Upper panel, transient kinetics of NTRC reduction by NAD(P)H were observed by stopped flow at 456 nm; kinetic traces could be adjusted to multiexponential fits, as indicated under “Results.” NTRC- and NAD(P)H-concentrated samples were mixed to obtain final concentrations of 7.5 μm NTRC and 27 μm NADPH or 270 μm NADH. Upper panel inset, NTRC reduction by NADPH measured at 540 nm. Lower panel, dependence on NADPH concentration of the observed rate constants (k_obs) of the intermediate phase for NTRC reduction. Lower panel inset, dependence on NADH concentration of k_obs for NTRC reduction. Experiments were carried out in 20 mm phosphate buffer, pH 7.5, at 10 °C under anaerobic conditions. NTRC reduction was followed by mixing 200-μl solutions of NTRC 8 μm with small volumes of concentrated nucleotide solutions (0.3–3 mm). Continuous lines represent theoretical fits according to the reaction mechanisms previously proposed (39). Other experimental conditions were as described under “Experimental Procedures.”

FIGURE 3.

Upper panel, transient kinetics for NTRC intramolecular electron transfer, after reduction by NADPH, as observed by stopped flow at 456 nm in the absence or presence of 2-Cys Prx or Trx x; kinetic traces of reoxidation could be adjusted to multiexponential fits, as indicated under “Results.” NTRC and NADPH concentrated samples were mixed to obtain final concentrations of 15 μm NTRC and 15 μm NADPH, in the absence or the presence of 50 μm 2-Cys Prx or Trx x, as indicated.
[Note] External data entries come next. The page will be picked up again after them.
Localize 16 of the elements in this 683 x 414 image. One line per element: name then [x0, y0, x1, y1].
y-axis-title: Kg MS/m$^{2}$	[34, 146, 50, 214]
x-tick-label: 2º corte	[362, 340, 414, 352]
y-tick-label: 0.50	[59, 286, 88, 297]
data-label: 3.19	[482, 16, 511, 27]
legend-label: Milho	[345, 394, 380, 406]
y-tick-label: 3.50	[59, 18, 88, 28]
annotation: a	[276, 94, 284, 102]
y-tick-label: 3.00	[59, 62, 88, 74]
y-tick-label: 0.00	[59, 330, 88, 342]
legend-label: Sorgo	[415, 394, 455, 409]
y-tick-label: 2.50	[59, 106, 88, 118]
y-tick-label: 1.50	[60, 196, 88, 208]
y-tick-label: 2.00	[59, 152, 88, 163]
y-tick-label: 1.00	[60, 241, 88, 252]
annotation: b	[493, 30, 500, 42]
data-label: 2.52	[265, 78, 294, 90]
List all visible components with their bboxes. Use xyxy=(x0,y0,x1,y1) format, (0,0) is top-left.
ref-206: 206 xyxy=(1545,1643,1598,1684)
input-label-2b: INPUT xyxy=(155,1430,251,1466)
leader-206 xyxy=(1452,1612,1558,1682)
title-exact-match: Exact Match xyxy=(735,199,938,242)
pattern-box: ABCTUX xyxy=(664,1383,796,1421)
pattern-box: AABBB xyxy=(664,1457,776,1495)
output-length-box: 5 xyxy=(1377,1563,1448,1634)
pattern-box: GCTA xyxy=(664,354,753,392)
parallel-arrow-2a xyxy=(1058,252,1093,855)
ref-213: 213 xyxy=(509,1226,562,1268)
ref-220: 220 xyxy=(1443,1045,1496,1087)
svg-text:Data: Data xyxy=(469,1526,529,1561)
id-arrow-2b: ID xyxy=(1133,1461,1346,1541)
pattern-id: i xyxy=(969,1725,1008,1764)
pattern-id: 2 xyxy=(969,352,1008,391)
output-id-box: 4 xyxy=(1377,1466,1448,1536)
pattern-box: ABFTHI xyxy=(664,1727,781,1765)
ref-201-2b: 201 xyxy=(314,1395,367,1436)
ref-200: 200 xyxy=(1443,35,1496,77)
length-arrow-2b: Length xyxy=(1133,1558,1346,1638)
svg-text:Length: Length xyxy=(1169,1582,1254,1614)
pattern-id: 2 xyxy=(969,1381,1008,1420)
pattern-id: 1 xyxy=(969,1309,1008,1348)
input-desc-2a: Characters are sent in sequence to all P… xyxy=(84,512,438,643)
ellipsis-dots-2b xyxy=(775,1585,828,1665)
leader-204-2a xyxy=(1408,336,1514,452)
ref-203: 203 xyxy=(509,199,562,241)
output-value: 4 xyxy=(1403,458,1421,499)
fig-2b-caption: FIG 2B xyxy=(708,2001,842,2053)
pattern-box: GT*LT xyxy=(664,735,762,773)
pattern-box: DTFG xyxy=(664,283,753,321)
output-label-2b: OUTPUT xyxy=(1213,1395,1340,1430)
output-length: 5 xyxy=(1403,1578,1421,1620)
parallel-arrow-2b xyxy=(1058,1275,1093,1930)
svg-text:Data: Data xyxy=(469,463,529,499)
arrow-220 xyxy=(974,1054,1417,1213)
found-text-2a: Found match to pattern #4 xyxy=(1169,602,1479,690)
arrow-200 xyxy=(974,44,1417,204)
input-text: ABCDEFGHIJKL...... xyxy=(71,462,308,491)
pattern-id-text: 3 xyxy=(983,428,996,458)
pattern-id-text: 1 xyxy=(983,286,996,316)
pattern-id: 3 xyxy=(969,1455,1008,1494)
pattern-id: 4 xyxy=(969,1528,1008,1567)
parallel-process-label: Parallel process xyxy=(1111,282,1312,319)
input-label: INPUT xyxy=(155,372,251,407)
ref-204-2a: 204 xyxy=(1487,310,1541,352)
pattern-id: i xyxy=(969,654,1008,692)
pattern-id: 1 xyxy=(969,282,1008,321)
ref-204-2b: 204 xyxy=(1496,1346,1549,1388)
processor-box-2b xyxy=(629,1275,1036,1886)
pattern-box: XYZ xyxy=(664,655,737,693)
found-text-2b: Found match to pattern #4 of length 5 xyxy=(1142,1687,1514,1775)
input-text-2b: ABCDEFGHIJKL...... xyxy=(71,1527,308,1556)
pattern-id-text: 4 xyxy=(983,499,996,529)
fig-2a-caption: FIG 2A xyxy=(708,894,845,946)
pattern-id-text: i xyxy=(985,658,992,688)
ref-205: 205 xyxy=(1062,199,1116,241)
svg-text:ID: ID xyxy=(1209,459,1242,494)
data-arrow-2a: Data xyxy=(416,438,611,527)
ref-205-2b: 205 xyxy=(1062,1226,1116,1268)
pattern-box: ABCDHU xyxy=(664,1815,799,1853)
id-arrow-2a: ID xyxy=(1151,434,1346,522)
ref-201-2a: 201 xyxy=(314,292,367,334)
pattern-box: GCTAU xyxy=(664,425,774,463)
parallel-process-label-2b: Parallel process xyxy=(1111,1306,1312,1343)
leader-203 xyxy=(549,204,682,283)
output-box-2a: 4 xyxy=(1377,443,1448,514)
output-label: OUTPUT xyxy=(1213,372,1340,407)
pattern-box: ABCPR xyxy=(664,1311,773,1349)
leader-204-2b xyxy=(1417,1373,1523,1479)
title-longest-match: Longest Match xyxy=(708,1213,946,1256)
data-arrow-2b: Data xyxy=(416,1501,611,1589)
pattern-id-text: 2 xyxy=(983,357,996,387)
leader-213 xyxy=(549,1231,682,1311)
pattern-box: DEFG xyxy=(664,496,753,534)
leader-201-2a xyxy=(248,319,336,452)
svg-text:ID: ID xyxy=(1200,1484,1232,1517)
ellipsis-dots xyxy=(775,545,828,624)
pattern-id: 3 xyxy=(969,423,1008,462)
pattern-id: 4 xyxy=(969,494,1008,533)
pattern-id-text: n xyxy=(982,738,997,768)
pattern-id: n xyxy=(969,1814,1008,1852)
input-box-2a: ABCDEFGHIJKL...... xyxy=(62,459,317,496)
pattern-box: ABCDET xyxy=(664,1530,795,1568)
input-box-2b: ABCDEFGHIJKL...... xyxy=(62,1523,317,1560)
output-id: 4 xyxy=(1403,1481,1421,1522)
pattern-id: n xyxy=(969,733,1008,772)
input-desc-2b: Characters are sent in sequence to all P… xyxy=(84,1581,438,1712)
For comparative purposes, a similar experiment was carried out with NTRC_M. Lower panel, dependence on NADPH concentration of the k_obs for the two reoxidation phases. NTRC reactions were followed by mixing 200-μl solutions of NTRC 15 μm with small volumes of concentrated NADPH solutions (0.09–0.3 mm). Other experimental conditions were as described in Fig. 2.

FIGURE 4.

Transient kinetics for the reoxidation reactions in NTRC_Cys-1 (A) or NTRC_Cys-2 (B) samples and in NTRC_Cys-1/NTRC_Cys-2 1:1 mixtures (C). Inset, reoxidation reaction in NTRC_Cys-1/NTRC_Cys-2 1:1 mixtures in the presence of 50 μm 2-Cys Prx. Intramolecular electron transfer in the NTRC mutants, after reduction by NADPH, was followed by stopped flow at 456 nm. NTRC mutants and NADPH concentrated samples were mixed to obtain final concentrations of 20 μm protein and 20 μm NADPH (A and B) or 30 μm protein and 30 μm NADPH (C, and inset). Other experimental conditions were as described in Fig. 3.

FIGURE 5.

Proposed model for the reaction mechanism of NTRC. In NTRC dimers, the minimal catalytic unit, electron transfer from NTR to Trx modules occurs via inter-subunit pathways. In the absence of 2-Cys Prx (upper panel), the equilibrium between different structural conformations of the Trx domain related to the NTR module in each monomer (indicated as dashed gray arrows) would establish different electron transfer rates. 2-Cys Prx shifts the equilibrium restricting the Trx module to a specific configuration (lower panel). Each monomer in NTRC dimers is colored in dark or light gray, respectively; white arrows indicate electron transfer pathways.